On the first film we experience something that isn't there in all remakes, perhaps the beginning of 2006s remake (The Texas Chainsaw Massacre: The Beginning) is the only scene worth to be mentioned, i watched the first 20 minutes of that movie more than 3 or 4 times, really good character re-build!
fuckyouall -
fuckyouallfuckyouallfuckyouall — 1 year ago(November 20, 2024 10:46 AM)
Well, that's the point; making the audience feel disgust and despair and appreciate life more since they aren't into the position of the victims.

I guess that one can either hate or love splatter movies, there is no middle choice in there…
fuckyouall -
fuckyouallfuckyouallfuckyouall — 1 year ago(November 20, 2024 10:56 AM)
Fair enough. But even if you do hate them, TCM is undoubtedly one of the most iconic horror movies franchise, ever.
A friend of mine never saw a single horror movie in her life, she only watches romantic comedies and dramas and she avoids anything creepy at all costs and she knows TCM. That says it all
fuckyouall -
MissMargoChanning — 1 year ago(November 20, 2024 11:09 AM)

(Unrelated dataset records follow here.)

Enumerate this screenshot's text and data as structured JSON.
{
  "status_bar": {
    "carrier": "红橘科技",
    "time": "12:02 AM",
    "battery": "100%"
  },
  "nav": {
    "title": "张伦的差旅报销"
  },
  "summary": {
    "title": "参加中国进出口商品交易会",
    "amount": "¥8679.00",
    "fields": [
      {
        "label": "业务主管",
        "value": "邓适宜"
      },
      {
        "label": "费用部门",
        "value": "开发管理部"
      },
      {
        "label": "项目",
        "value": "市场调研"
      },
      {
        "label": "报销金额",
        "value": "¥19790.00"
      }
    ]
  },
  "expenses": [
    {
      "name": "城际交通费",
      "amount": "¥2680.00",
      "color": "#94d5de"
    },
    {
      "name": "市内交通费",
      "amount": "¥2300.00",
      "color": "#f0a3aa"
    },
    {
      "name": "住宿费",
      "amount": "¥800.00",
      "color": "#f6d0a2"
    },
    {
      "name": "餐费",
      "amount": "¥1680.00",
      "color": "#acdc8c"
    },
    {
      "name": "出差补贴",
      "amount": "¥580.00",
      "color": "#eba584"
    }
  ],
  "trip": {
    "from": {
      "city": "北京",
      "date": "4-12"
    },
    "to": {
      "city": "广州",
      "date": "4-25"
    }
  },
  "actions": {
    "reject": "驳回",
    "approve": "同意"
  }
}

I'll always like the first, because it was so raw and surprising at the time. I saw it at a drive-in.
I have to say that #2 is a close second.
You asked a pretty question; I've given you the ugly answer.
Fasten Your Seatbelts….
It's Going To Be A Bumpy Night! -
fuckyouallfuckyouallfuckyouall — 1 year ago(November 20, 2024 11:18 AM)
I wish i could go back in time and see the original film while having selective amnesia and forget the other remakes.
It still is frightening 50+ years after the official release so i can't help myself but wonder
how much
terrifying would be for teenagers of the '70s!
It would be like revolutionary into horror movies, to say the least.
I'm 30yo and when i first saw
Saw
(pun intended
) , it changed everything to me!
So i guess that we could somehow compare those two, Saw being equivalent terrifying and jaw-dropping for teenagers of 2004s (like myself) as Texas Chainsaw Massacre was for teenagers of '70s.
(i know that The Cube -1997- inspired the director and producer of Saw, but i was a baby back then so Saw is more like a movie i can remember watching at a young age while The Cube surely is a great movie but i watched it many years later, long after i discovered Saw)
fuckyouall
Schrodinger's Cat walks into a bar, and doesn't.